— Именно это я и имею в виду.
   Нянюшка Ягг выглядела озабоченной.
   — Была бы здесь Маграт, — пробормотала матушка, — я бы такой дурой перед ней выставилась…
   — Маграт сейчас сидит в своем замке, — ответила нянюшка. — Учится быть королевой.
   — По крайней мере, когда ты — королева, никто и не заметит, что ты что-то там делаешь неправильно, — возразила матушка. — О нет, все, что ты делаешь, правильно, потому что это ты так делаешь.

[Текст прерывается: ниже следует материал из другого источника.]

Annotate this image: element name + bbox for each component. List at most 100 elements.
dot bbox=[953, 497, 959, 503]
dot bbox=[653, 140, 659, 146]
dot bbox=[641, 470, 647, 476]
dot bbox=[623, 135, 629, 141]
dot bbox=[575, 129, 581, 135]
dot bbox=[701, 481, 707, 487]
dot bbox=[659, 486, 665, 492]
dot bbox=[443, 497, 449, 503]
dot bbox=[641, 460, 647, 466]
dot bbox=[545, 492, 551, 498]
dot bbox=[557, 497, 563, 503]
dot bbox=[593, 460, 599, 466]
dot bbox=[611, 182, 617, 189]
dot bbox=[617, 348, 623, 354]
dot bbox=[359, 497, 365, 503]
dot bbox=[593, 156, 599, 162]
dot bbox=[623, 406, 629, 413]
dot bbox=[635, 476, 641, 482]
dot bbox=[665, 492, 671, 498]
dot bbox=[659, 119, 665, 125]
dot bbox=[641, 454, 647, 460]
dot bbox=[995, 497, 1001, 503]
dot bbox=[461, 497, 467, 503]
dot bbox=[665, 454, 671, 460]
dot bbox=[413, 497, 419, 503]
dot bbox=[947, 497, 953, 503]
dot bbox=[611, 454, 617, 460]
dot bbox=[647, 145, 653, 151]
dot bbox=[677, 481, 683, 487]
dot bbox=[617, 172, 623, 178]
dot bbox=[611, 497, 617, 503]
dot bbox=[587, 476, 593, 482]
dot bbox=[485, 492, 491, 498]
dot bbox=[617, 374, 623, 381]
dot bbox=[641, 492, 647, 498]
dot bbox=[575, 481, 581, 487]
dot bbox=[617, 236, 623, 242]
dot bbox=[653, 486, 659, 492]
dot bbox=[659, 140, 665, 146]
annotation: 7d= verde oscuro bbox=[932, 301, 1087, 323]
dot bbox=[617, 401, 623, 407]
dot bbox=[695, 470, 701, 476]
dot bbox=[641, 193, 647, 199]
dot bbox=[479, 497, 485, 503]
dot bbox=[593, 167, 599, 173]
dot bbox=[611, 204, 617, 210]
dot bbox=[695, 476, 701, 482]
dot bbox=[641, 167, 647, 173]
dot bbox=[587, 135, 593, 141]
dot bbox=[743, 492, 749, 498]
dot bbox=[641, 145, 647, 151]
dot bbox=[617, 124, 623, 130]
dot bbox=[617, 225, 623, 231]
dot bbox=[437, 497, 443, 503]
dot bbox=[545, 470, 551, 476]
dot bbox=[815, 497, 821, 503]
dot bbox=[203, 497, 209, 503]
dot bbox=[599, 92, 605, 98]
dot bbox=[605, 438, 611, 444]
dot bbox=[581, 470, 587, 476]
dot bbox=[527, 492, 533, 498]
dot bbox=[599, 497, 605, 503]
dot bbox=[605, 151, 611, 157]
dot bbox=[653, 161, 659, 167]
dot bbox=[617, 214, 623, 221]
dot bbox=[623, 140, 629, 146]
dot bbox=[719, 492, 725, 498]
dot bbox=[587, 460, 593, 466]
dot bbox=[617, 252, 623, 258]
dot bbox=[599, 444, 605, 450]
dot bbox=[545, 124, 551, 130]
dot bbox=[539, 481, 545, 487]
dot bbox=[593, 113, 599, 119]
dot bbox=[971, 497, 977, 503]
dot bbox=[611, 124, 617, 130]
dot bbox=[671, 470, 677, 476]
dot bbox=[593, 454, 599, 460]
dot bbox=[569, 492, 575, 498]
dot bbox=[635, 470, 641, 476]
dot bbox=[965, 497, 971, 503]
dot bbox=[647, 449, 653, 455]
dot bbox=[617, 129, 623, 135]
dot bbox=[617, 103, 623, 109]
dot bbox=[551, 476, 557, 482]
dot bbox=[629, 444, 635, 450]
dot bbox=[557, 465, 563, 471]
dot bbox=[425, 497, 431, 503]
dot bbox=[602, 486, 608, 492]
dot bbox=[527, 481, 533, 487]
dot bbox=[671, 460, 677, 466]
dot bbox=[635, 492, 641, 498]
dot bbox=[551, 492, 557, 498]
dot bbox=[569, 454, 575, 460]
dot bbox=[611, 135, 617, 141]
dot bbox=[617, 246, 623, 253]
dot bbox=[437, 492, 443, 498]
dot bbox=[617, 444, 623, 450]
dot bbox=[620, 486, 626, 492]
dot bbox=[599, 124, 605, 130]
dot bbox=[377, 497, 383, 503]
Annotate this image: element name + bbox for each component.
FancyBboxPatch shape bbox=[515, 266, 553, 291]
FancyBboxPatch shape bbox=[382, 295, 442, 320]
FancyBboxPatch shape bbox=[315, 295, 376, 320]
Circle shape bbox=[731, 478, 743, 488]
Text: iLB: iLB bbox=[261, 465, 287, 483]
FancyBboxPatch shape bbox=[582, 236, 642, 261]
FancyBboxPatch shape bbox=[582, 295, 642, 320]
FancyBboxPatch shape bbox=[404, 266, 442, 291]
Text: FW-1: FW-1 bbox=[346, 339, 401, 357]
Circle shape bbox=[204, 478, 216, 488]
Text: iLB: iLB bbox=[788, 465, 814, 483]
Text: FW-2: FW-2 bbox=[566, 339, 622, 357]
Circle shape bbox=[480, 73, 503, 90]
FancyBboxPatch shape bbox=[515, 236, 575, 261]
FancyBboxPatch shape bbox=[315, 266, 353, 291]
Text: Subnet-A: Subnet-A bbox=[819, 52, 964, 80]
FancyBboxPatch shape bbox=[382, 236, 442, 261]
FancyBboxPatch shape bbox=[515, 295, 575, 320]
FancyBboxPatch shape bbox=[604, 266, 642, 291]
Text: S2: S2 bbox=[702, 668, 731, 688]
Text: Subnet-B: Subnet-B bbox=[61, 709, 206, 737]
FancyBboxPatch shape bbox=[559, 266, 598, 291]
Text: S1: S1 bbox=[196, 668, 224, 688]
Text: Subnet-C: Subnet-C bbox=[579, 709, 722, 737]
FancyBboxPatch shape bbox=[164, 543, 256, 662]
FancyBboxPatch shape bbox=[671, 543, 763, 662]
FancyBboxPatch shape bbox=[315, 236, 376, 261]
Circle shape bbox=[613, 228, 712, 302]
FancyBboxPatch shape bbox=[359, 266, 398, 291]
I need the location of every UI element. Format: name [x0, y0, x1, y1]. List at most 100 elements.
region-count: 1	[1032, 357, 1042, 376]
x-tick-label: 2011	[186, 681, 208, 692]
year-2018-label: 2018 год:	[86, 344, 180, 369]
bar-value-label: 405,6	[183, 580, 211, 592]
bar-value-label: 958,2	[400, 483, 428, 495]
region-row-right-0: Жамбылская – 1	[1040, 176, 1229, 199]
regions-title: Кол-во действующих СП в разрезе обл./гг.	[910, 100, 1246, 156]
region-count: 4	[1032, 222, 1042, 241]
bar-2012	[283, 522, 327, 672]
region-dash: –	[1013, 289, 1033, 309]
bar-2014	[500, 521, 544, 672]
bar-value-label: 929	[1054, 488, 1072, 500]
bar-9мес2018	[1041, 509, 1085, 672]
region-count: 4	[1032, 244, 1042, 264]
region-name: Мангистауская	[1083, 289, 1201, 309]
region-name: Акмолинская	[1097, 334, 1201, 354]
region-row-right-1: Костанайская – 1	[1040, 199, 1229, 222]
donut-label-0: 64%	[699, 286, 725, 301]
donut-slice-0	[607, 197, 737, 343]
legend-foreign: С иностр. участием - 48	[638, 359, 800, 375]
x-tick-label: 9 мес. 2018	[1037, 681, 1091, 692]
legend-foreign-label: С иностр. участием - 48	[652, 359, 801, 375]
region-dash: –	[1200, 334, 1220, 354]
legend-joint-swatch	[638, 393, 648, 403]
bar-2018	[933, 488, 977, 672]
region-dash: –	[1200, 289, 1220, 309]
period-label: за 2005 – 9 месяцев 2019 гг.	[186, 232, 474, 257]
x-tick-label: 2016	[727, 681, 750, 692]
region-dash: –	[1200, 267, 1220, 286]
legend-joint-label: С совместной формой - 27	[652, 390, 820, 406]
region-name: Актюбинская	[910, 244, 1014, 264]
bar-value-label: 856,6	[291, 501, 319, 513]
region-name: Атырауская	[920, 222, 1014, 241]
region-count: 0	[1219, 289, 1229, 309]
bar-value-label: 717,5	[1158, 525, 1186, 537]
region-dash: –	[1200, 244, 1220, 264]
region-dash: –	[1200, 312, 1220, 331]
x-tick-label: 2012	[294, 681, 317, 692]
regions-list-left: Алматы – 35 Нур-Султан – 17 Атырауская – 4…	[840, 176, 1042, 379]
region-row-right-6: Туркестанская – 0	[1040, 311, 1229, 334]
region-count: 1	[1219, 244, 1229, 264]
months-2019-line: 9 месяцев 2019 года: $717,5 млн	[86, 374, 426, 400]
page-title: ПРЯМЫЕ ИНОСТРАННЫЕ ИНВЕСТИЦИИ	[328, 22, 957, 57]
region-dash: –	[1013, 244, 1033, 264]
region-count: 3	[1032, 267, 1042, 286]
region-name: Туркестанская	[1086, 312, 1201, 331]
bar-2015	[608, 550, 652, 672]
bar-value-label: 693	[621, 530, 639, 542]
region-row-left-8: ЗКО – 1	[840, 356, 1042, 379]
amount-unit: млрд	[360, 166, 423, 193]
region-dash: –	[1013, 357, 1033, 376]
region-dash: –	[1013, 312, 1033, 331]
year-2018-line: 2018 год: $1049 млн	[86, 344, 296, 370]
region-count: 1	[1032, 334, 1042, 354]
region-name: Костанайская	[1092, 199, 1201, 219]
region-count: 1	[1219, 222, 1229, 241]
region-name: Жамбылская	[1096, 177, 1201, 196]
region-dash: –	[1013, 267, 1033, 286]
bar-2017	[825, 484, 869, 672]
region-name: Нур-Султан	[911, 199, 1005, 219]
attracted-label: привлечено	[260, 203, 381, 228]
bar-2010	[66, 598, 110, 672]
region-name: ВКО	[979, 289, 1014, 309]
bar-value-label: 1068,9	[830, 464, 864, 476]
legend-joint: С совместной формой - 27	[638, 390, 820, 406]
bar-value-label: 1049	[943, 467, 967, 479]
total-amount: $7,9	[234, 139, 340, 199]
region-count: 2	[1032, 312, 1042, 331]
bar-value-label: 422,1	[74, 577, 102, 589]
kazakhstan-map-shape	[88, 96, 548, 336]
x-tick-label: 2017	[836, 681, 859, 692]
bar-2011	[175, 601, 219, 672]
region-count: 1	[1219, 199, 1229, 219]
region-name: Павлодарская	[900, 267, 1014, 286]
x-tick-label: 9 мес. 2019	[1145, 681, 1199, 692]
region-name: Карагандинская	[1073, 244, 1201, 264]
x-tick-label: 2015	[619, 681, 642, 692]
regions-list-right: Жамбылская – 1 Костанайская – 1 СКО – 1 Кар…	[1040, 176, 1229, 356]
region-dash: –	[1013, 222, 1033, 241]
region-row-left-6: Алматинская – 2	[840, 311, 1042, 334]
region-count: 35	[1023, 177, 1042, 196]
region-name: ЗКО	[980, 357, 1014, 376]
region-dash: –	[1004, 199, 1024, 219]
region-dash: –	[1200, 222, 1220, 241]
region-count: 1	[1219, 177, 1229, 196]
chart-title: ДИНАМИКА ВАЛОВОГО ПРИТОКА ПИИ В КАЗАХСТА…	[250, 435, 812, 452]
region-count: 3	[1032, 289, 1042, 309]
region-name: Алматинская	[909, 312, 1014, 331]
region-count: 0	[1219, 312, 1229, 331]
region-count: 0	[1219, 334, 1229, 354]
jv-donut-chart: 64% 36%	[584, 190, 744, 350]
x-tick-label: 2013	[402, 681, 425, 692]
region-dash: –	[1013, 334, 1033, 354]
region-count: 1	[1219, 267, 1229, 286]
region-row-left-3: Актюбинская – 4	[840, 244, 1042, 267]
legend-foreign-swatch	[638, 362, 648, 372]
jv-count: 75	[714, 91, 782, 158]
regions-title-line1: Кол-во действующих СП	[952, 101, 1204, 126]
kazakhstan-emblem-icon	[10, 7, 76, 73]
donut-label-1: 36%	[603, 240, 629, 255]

   — Королевская власть… Смешная штука, — покачала головой нянюшка. — Берешь девушку с задницей, как у двух свиней, завернутых в одеяло, и головой, полной воздуха, выходит она замуж за короля, принца или еще кого-нибудь и вдруг становится ее королевским сиятельством-величеством-принцессой. Ох уж этот смешной старый мир.
   — Запомни, лебезить перед ней я ни в жизнь не стану, — предупредила матушка.
   — А ты никогда ни перед кем не лебезила, — терпеливо сказала нянюшка Ягг. — Никогда не кланялась старому королю. И Веренса едва удостаиваешь кивком. Да уж, кто-то, а ты никогда ни перед кем не лебезила.
   — Именно так! — воскликнула матушка. — Именно так и должны поступать ведьмы.
   Нянюшка немного подуспокоилась. То, что матушка вдруг заговорила о старости, встревожило ее. Она больше привыкла к матушке в нормальном состоянии едва сдерживаемого гнева. Матушка встала.
   — Значит, дочь старого Чокли, говоришь?
   — Именно.
   — Ее мать звали Кибль, верно? Приятная женщина, насколько я помню.
   — Да, но когда она умерла, старик отослал дочку в Сто Лат, в какую-то там школу.
   — Не одобряю я эти школы, — нахмурилась матушка Ветровоск. — Они только мешают образованию. А все эти книги… Книги! Да что в них хорошего? Люди сейчас слишком много читают. Вот когда я была молодой, времени на чтение у нас не было, это я точно помню.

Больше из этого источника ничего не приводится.